Pre-Execution Query Slot-Time Prediction in Cloud Data Warehouses: A Feature-Scoped Machine Learning Approach

Cloud data warehouses bill compute based on slot-time consumed. In shared multi-tenant environments, query cost is highly variable and hard to estimate before execution, causing budget overruns and degraded scheduling. Static query-planner heuristics fail to capture complex SQL structure, data skew, and workload contention. We present a feature-scoped machine learning approach that predicts BigQuery slot-time before execution using only pre-execution observable signals: a structured query complexity score derived from SQL operator costs, data volume features from planner estimates and workload metadata, and textual features from query text. We deliberately exclude runtime factors (slot-pool utilization, cache state, realized skew) unknowable at submission.
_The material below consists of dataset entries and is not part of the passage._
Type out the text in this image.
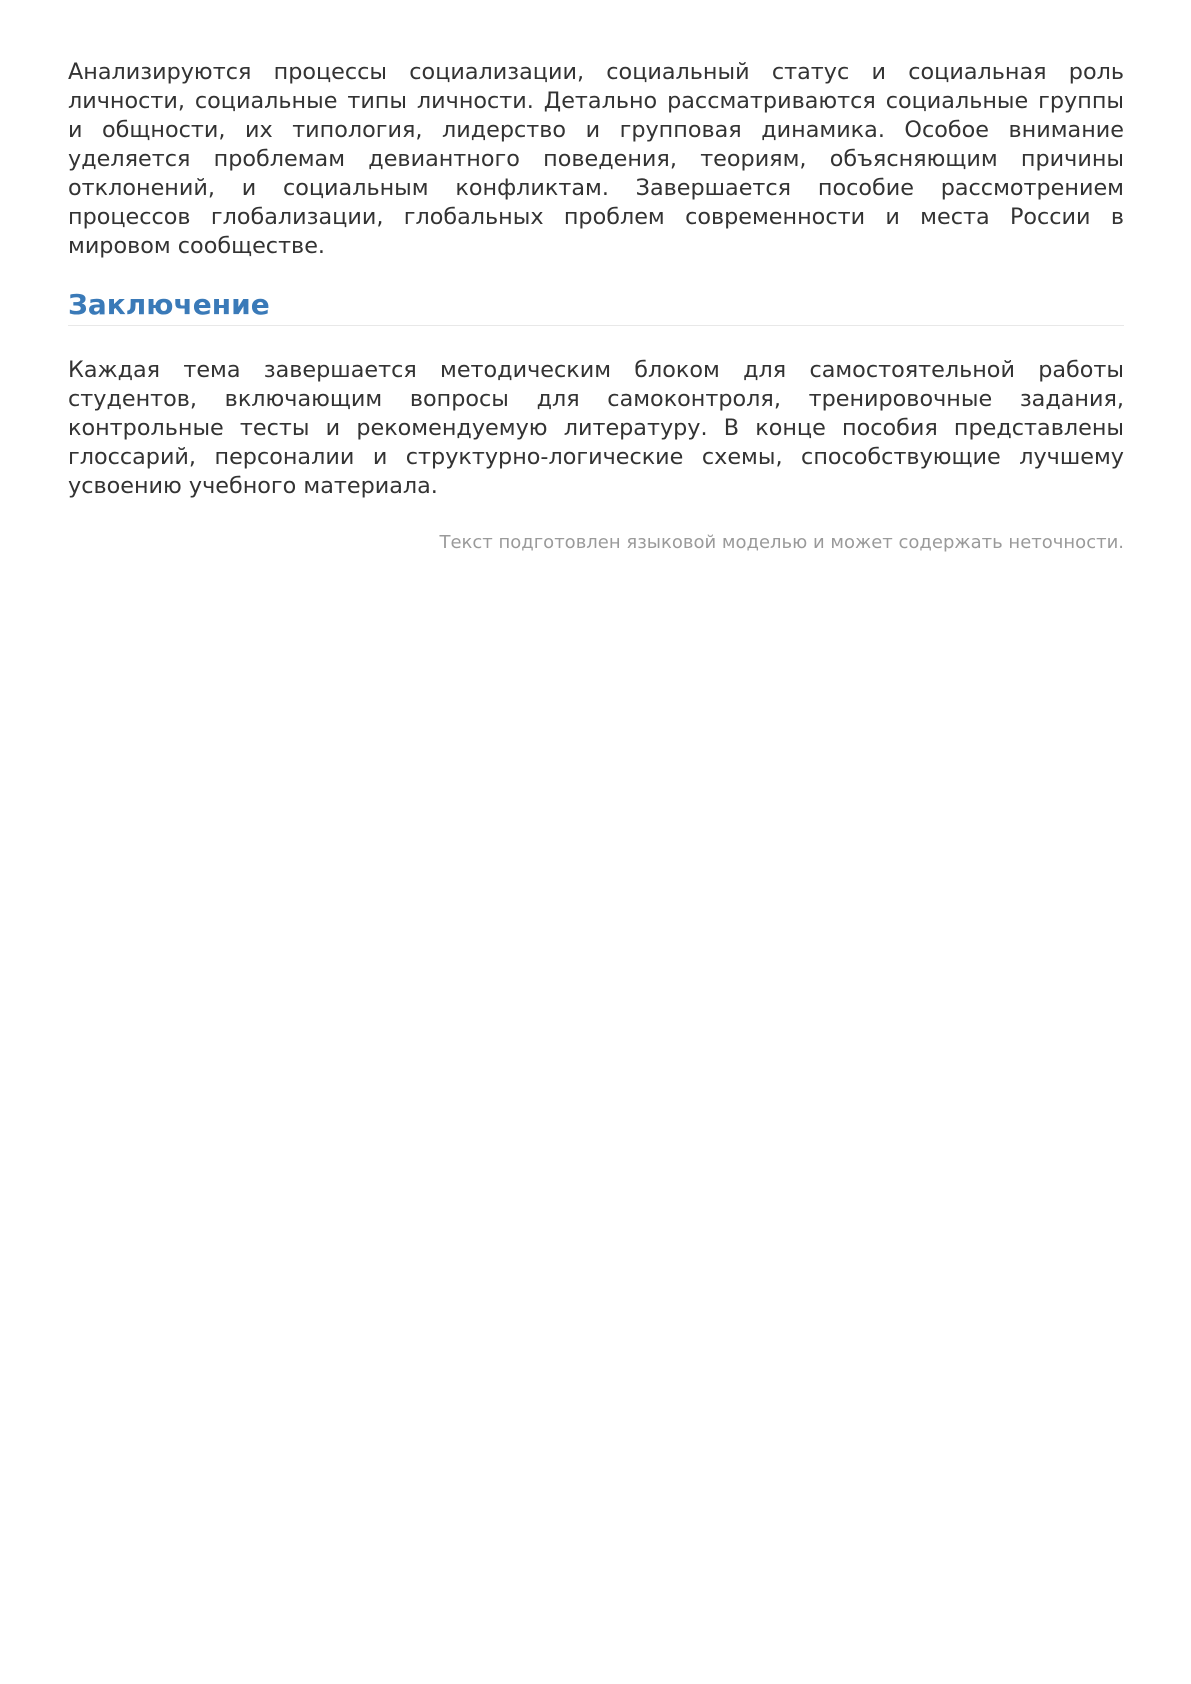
Анализируются процессы социализации, социальный статус и социальная роль личности, социальные типы личности. Детально рассматриваются социальные группы и общности, их типология, лидерство и групповая динамика. Особое внимание уделяется проблемам девиантного поведения, теориям, объясняющим причины отклонений, и социальным конфликтам. Завершается пособие рассмотрением процессов глобализации, глобальных проблем современности и места России в мировом сообществе.

Заключение

Каждая тема завершается методическим блоком для самостоятельной работы студентов, включающим вопросы для самоконтроля, тренировочные задания, контрольные тесты и рекомендуемую литературу. В конце пособия представлены глоссарий, персоналии и структурно-логические схемы, способствующие лучшему усвоению учебного материала.

Текст подготовлен языковой моделью и может содержать неточности.
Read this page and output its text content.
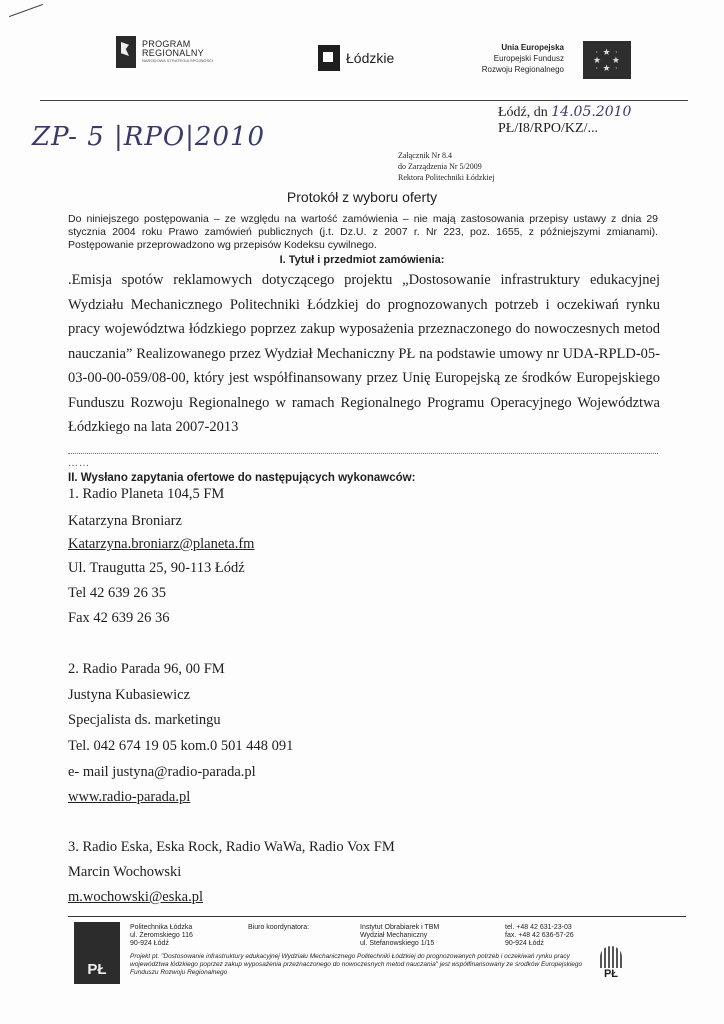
PROGRAM
REGIONALNY
NARODOWA STRATEGIA SPÓJNOŚCI	Łódzkie
Unia Europejska
Europejski Fundusz
Rozwoju Regionalnego
· ★ ·
★   ★
· ★ ·
ZP- 5 |RPO|2010
Łódź, dn 14.05.2010
PŁ/I8/RPO/KZ/...
Załącznik Nr 8.4
do Zarządzenia Nr 5/2009
Rektora Politechniki Łódzkiej
Protokół z wyboru oferty
Do niniejszego postępowania – ze względu na wartość zamówienia – nie mają zastosowania przepisy ustawy z dnia 29 stycznia 2004 roku Prawo zamówień publicznych (j.t. Dz.U. z 2007 r. Nr 223, poz. 1655, z późniejszymi zmianami). Postępowanie przeprowadzono wg przepisów Kodeksu cywilnego.
I. Tytuł i przedmiot zamówienia:
.Emisja spotów reklamowych dotyczącego projektu „Dostosowanie infrastruktury edukacyjnej Wydziału Mechanicznego Politechniki Łódzkiej do prognozowanych potrzeb i oczekiwań rynku pracy województwa łódzkiego poprzez zakup wyposażenia przeznaczonego do nowoczesnych metod nauczania” Realizowanego przez Wydział Mechaniczny PŁ na podstawie umowy nr UDA-RPLD-05-03-00-00-059/08-00, który jest współfinansowany przez Unię Europejską ze środków Europejskiego Funduszu Rozwoju Regionalnego w ramach Regionalnego Programu Operacyjnego Województwa Łódzkiego na lata 2007-2013
……
II. Wysłano zapytania ofertowe do następujących wykonawców:
1. Radio Planeta 104,5 FM
Katarzyna Broniarz
Katarzyna.broniarz@planeta.fm
Ul. Traugutta 25, 90-113 Łódź
Tel 42 639 26 35
Fax 42 639 26 36
2. Radio Parada 96, 00 FM
Justyna Kubasiewicz
Specjalista ds. marketingu
Tel. 042 674 19 05 kom.0 501 448 091
e- mail justyna@radio-parada.pl
www.radio-parada.pl
3. Radio Eska, Eska Rock, Radio WaWa, Radio Vox FM
Marcin Wochowski
m.wochowski@eska.pl
PŁ
Politechnika Łódzka
ul. Żeromskiego 116
90-924 Łódź
Biuro koordynatora:	Instytut Obrabiarek i TBM
Wydział Mechaniczny
ul. Stefanowskiego 1/15
tel. +48 42 631-23-03
fax. +48 42 636-57-26
90-924 Łódź
Projekt pt. "Dostosowanie infrastruktury edukacyjnej Wydziału Mechanicznego Politechniki Łódzkiej do prognozowanych potrzeb i oczekiwań rynku pracy województwa łódzkiego poprzez zakup wyposażenia przeznaczonego do nowoczesnych metod nauczania" jest współfinansowany ze środków Europejskiego Funduszu Rozwoju Regionalnego	PŁ
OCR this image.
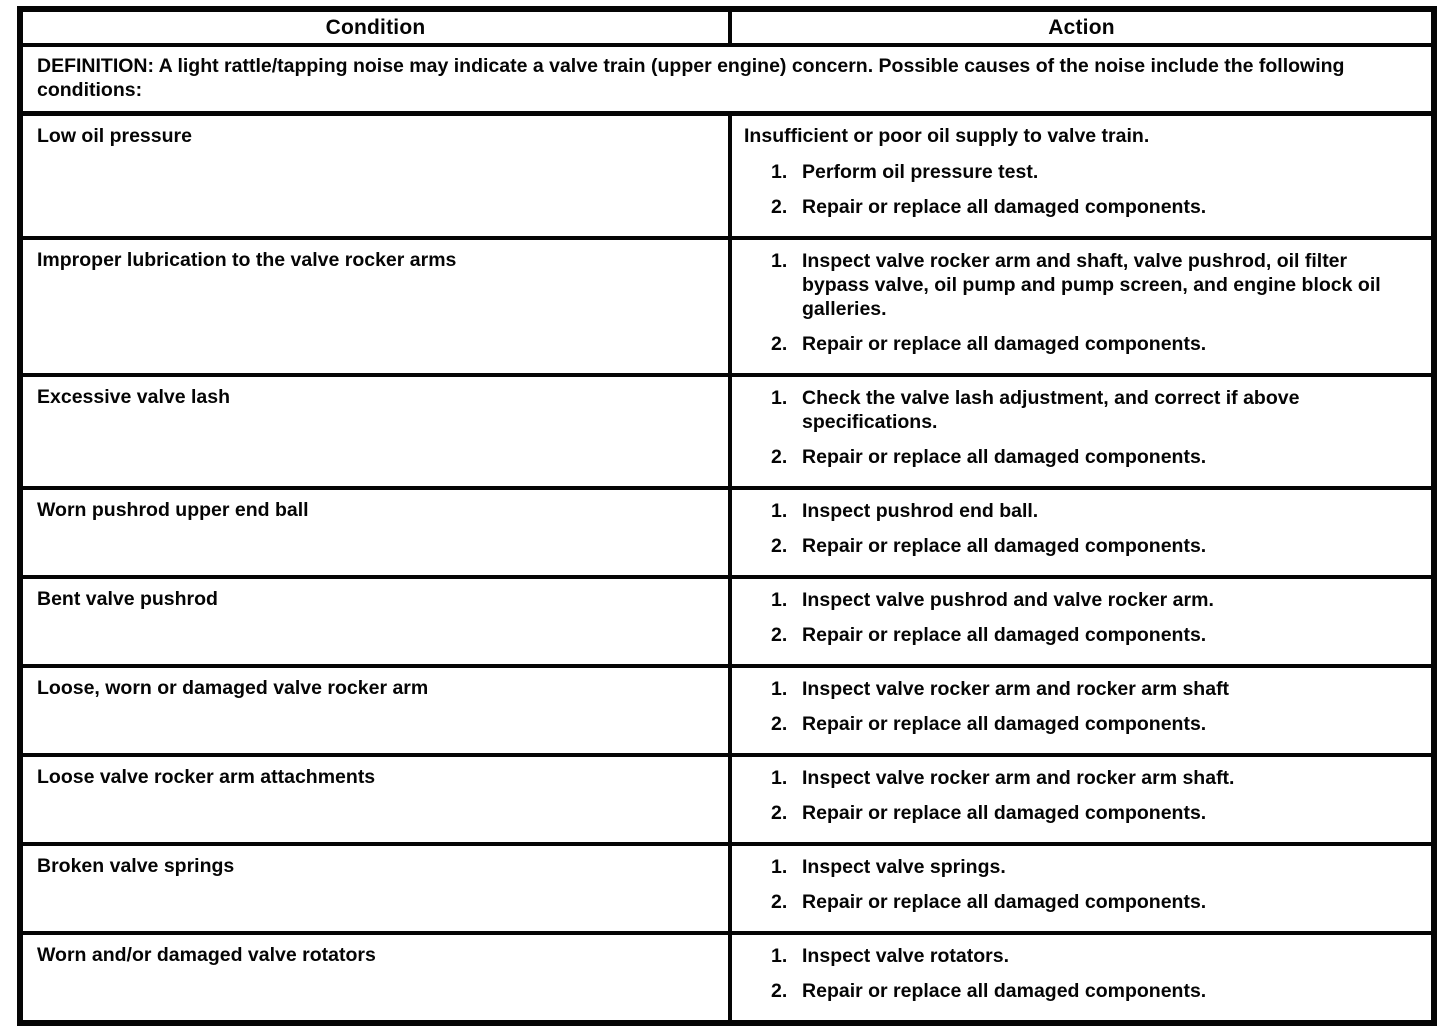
Condition	Action
DEFINITION: A light rattle/tapping noise may indicate a valve train (upper engine) concern. Possible causes of the noise include the following conditions:	
Low oil pressure	Insufficient or poor oil supply to valve train.
Perform oil pressure test.
Repair or replace all damaged components.

Improper lubrication to the valve rocker arms	Inspect valve rocker arm and shaft, valve pushrod, oil filter bypass valve, oil pump and pump screen, and engine block oil galleries.
Repair or replace all damaged components.

Excessive valve lash	Check the valve lash adjustment, and correct if above specifications.
Repair or replace all damaged components.

Worn pushrod upper end ball	Inspect pushrod end ball.
Repair or replace all damaged components.

Bent valve pushrod	Inspect valve pushrod and valve rocker arm.
Repair or replace all damaged components.

Loose, worn or damaged valve rocker arm	Inspect valve rocker arm and rocker arm shaft
Repair or replace all damaged components.

Loose valve rocker arm attachments	Inspect valve rocker arm and rocker arm shaft.
Repair or replace all damaged components.

Broken valve springs	Inspect valve springs.
Repair or replace all damaged components.

Worn and/or damaged valve rotators	Inspect valve rotators.
Repair or replace all damaged components.
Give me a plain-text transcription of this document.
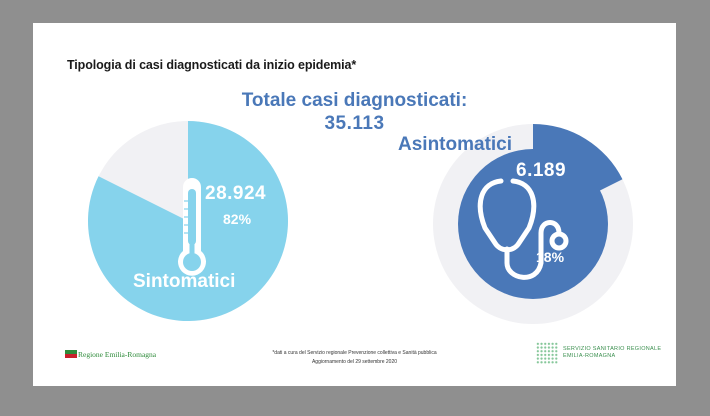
Tipologia di casi diagnosticati da inizio epidemia*
Totale casi diagnosticati:
35.113
38° 28.924
82%
Sintomatici
Asintomatici
6.189
18%
Regione Emilia-Romagna	*dati a cura del Servizio regionale Prevenzione collettiva e Sanità pubblica
Aggiornamento del 29 settembre 2020
SERVIZIO SANITARIO REGIONALE
EMILIA-ROMAGNA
The model uses a HistGradientBoostingRegressor trained on log-transformed slot-time, with a TF-IDF + TruncatedSVD-512 text pipeline fused with numeric and categorical features. Trained on 749 queries across seven deployment environments and evaluated out-of-distribution on 746 queries from two held-out environments, the model achieves MAE 1.17 slot-minutes, RMSE 4.71, and 74% explained variance on the full workload. On cost-significant queries (slot-time >= 0.01 min, N=282) the model achieves MAE 3.10 versus 4.95 for a predict-mean baseline and 4.54 for predict-median, a 30-37% reduction. On long-tail queries (>= 20 min, N=22) the model does not outperform trivial baselines, consistent with the hypothesis that long-tail queries are dominated by unobserved runtime factors outside the current feature scope. A complexity-routed dual-model architecture is described as a practical refinement, and directions for closing the long-tail gap are identified as future work.

翻译：云端数据仓库按消耗的时隙时间计费。在共享多租户环境中，查询成本高度可变且难以在执行前准确估算，导致预算超支和调度性能下降。静态查询规划器启发式方法无法捕捉复杂的SQL结构、数据倾斜和工作负载竞争。我们提出一种特征限定型机器学习方法，仅利用执行前可观测信号预测BigQuery时隙时间：基于SQL算子成本的结构化查询复杂度评分、来自规划器估计和工作负载元数据的数据量特征，以及查询文本中的文本特征。我们刻意排除了提交时无法获知的运行时因素（时隙池利用率、缓存状态、实际倾斜）。模型采用对时隙时间取对数变换后训练的HistGradientBoostingRegressor，通过TF-IDF+TruncatedSVD-512文本流水线与数值和类别特征融合。该模型在七个部署环境中的749条查询上训练，并在两个保留环境的746条查询上进行分布外评估，在全量工作负载上实现了1.17时隙分钟的MAE、4.71的RMSE以及74%的解释方差。对于成本显著的查询（时隙时间>=0.01分钟，N=282），模型MAE为3.10，而预测均值基线和预测中位数基线分别为4.95和4.54，降低了30%-37%。对于长尾查询（>=20分钟，N=22），模型未超越平凡基线，这与长尾查询主要由当前特征范围外不可观测的运行时因素主导的假设一致。我们描述了复杂度路由双模型架构作为实用改进，并指出了弥合长尾差距的未来工作方向。